Kerry Group PLC (XLON: KYGA)
Last Price: EUR: 100.12|Fair Value: EUR:109.00
Business Strategy and Outlook
Kerry Group has evolved from its humble roots as an Irish dairy co-operative into a global flavour and nutrition powerhouse serving the food, beverage, and food-service sectors. The wide economic moat rating is supported by intangible assets and switching costs stemming from the company’s wide range of ingredient solutions and strong service component, which contributes to partnership like client relationships. Kerry works with clients to find market opportunities that can be successfully delivered, in contrast to its flavour and fragrance competitors, which take a more transactional strategy that focuses on delivering bespoke taste solutions utilizing their considerable research and development resources.

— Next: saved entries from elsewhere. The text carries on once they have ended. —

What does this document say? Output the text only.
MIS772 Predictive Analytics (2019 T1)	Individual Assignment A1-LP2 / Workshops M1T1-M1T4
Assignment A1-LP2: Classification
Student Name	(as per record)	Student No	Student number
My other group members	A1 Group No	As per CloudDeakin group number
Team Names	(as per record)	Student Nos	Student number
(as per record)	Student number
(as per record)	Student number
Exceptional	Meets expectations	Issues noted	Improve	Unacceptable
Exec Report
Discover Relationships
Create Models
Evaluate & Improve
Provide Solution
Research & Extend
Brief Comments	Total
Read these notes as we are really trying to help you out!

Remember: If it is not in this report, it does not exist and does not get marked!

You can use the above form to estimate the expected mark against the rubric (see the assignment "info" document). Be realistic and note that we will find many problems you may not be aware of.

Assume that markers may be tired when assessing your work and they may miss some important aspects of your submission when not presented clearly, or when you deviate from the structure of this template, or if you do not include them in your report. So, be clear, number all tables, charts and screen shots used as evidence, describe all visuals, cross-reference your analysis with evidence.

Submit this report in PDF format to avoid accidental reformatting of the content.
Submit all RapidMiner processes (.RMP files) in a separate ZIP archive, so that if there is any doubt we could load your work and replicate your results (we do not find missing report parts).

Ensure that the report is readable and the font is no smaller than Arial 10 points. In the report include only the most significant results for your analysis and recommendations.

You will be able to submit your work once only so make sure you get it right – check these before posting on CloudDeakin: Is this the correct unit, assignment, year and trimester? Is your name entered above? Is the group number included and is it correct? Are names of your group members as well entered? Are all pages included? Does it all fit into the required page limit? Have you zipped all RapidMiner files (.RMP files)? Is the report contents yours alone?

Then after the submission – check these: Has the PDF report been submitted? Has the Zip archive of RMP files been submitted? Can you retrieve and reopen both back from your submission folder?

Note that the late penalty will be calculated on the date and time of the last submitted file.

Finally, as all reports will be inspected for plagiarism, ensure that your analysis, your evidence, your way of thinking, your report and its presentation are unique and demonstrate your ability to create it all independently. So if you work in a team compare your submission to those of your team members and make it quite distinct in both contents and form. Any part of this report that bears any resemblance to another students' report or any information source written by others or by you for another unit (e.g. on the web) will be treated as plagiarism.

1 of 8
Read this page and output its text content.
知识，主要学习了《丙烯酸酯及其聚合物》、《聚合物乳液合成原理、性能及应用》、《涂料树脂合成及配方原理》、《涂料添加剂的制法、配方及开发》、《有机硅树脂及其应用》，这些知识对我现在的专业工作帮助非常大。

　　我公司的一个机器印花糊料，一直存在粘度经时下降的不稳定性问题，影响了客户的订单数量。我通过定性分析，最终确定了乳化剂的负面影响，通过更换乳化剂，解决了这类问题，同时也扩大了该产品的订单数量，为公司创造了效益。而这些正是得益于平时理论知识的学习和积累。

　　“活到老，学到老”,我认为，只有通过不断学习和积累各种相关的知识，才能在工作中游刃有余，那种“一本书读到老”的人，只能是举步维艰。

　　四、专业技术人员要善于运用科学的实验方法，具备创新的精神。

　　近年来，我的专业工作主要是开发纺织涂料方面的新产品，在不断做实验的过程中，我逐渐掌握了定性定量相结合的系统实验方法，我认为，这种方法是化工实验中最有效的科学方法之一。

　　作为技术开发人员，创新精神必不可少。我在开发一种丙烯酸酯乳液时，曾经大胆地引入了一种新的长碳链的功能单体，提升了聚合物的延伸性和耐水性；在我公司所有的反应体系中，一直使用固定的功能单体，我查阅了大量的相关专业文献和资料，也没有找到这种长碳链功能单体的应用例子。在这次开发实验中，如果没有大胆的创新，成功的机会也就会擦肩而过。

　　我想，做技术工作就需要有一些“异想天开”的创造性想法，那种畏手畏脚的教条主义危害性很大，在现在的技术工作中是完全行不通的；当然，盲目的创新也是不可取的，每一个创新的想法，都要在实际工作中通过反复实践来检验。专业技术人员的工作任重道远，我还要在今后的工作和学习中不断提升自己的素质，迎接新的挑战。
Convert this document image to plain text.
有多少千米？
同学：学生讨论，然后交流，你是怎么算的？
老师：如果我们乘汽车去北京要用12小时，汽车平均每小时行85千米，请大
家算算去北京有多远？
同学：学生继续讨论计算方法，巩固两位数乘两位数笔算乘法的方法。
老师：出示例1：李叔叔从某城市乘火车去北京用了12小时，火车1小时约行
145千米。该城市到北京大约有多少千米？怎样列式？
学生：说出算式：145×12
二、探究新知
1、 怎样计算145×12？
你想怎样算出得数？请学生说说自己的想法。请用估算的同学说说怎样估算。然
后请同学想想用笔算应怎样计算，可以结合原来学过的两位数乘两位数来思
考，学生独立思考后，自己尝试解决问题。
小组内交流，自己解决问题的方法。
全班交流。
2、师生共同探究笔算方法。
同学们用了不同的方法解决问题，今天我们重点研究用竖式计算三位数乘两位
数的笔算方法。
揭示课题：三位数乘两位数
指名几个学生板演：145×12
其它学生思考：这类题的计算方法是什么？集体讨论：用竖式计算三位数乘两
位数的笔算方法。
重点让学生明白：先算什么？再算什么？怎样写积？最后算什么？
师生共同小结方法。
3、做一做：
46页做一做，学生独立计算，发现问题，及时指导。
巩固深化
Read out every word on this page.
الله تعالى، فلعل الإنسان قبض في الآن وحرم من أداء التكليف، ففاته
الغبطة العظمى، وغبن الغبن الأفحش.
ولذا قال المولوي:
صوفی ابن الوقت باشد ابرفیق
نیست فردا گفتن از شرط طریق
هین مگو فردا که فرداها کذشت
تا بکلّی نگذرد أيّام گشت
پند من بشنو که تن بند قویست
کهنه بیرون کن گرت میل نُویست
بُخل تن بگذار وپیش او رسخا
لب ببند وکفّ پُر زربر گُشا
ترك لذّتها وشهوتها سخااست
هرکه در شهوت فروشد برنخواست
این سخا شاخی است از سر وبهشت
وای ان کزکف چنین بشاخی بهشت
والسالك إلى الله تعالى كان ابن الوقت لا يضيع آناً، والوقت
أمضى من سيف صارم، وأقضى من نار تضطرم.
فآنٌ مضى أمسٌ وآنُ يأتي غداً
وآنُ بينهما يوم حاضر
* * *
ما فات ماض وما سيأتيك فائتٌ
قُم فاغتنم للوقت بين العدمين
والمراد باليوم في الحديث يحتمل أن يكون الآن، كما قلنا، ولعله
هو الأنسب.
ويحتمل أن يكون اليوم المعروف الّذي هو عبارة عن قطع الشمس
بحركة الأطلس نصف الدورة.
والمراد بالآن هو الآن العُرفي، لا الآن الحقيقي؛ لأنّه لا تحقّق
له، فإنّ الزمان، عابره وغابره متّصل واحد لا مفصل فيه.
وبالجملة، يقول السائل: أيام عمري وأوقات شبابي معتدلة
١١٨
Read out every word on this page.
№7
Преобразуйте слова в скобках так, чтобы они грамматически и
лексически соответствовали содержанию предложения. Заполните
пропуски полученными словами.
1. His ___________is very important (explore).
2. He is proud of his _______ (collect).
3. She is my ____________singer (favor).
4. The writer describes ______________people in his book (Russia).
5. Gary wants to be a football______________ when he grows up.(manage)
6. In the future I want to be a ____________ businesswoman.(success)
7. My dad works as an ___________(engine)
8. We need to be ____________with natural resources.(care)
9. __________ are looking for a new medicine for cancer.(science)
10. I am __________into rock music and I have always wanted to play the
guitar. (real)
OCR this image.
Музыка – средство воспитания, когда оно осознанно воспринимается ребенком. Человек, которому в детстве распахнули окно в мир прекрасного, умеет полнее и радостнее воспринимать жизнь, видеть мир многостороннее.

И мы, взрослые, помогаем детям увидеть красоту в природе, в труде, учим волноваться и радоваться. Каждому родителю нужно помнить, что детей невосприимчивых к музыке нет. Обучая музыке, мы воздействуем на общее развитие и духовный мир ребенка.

These holistic collaborations with a range of customers from various end-use segments and geographies produce essential market and consumer insights that enrich Kerry’s service offering, a virtuous cycle at the heart of the company’s considerable competitive advantages. Post coronavirus, Kerry has unique exposure to the most dynamic segments of the global food and beverage business, since two thirds of its revenue comes from local and regional food and beverage clients and approximately one fifth is derived from the food-service market. Taste and nutrition accounts for over 92% of sales and is the primary growth engine for Kerry. The worldwide food ingredient and taste industry is fragmented, with projected sales of more than $70 billion and a growth rate of 2% to 3%. Kerry is one of the industry’s 10 major firms, which accounts for less than 50% of industry revenue. Kerry’s other section is a somewhat undifferentiated dairy business, after the recent sale of the company’s meals and meats division.
Financial Strength
Kerry is in strong financial health. The company has moderate financial gearing, with net debt/2021 adjusted EBITDA of 1.9 times, and consistently generates good amounts of free cash flow, though at a lower level than F&F companies and the leading consumer staple companies in general. Aggregate acquisition spending of around EUR 1.25 billion through the next five years based on the company’s strategy to lead consolidation in the fragmented food ingredient and flavour market. Due to Kerry’s acquisitive nature and above-average capital spending, discretionary cash generation (free cash flow will average close to 5% of sales over the next five years) is moderate. Typically, Kerry spends 3%-5% of sales on capital expenditures and around 6.5% (based on taste and nutrition sales) on average on bolt-on acquisitions. Although the former is to remain in line, the capital spending on acquisitions normalising a bit over the next five years, but still remaining adequate driven by the company’s core strategy to further develop its integrated solutions offering through a broader geographic presence and a wider range of ingredient solutions, catering better to both the food-service and developing markets. The dividend policy looks conservative, given a fiscal 2021 payout ratio of about 25% despite moderate financial gearing and good free cash flow generation. It appears Kerry may be deliberately keeping sufficient financial flexibility in case it decides to undertake a significant, transformational acquisition mostly paid in cash, though past experience.
Bulls Say’s
Company Profile
Kerry Group is a global leader in taste and ingredient technology servicing the food, beverage, and pharmaceutical sectors. The company’s more than 150 manufacturing facilities supply clients in 150 countries with 18,000 food and ingredient items. It gets around 80% of its revenue from developed countries and 20% from the developing world, servicing a wide range of end-use sectors, such as meat, meals, snacks, dairy, drinks, and pharmaceuticals. Kerry has expanded through a combination of organic development and multiple tuck-in acquisitions.